How Does the Test Work?

To perform the test, researchers run an air cleaner for four hours in a sealed room that contains a set of specific chemicals. They then test samples of the air from the room for those three pollutants: ozone, formaldehyde and ultrafine particles.

Ozone and formaldehyde absorb UV light. So, the researchers determine the concentration of these chemicals by shining UV light through the sample and measuring how much of that light is absorbed at specific wavelengths.

Ultrafine particles are measured through a process called scanning mobility particle sizing (SMPS). First, the testers pass the air through an X-ray field. This gives any particles in the air a predictable electric charge, enabling them to be pushed around by electric fields. Larger particles have a stronger charge and are pushed more forcefully. The testers then use electric fields to remove the larger particles from the air, leaving only the small particles they're interested in. At that point, the particles are too small to easily count, so the testers send the particles through a cool steam bath. The particles absorb the water and swell to a size that's large enough to scatter laser light. By counting the number of times the laser is scattered, the testers can count the number of ultrafine particles that were in the sample.

How Will the Test Be Used?

The new test method was published by ASTM International, a standards development organization. NIST played a critical role in proposing the new standard, bringing stakeholders together, and conducting the fundamental research over four years. The new test method is a consensus standard, meaning it was created with the input of air quality researchers, air cleaner manufacturers, testing laboratories and the general public. This deliberation can be a long process, but it's important to create standards that everyone can agree on to ensure that the measurement is fair and trustworthy.
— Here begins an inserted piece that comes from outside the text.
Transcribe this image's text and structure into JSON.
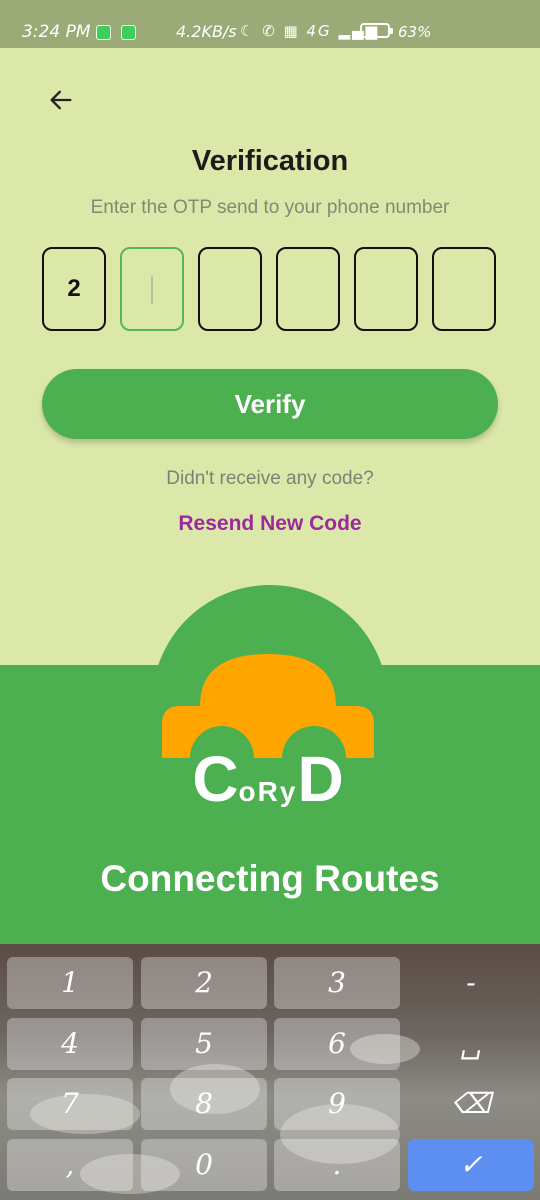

A standardized test levels the playing field. If everyone measures these chemical by-products the same way, then it becomes much easier to compare air cleaners made by different companies, and it becomes easier for companies to evaluate their own products and make improvements. This test also provides a clear way to fairly test the devices to set limits for these by-products for safety reasons.

As experts on measurement science, NIST provides the scientific basis for standards like this one that support other government agencies and address evolving concerns about new technologies.

"I'm excited that it's finally coming out and will start impacting the world," said Poppendieck. "Now that these by-products can be reliably measured, we can be more confident that air cleaners are beneficial to the air we breathe."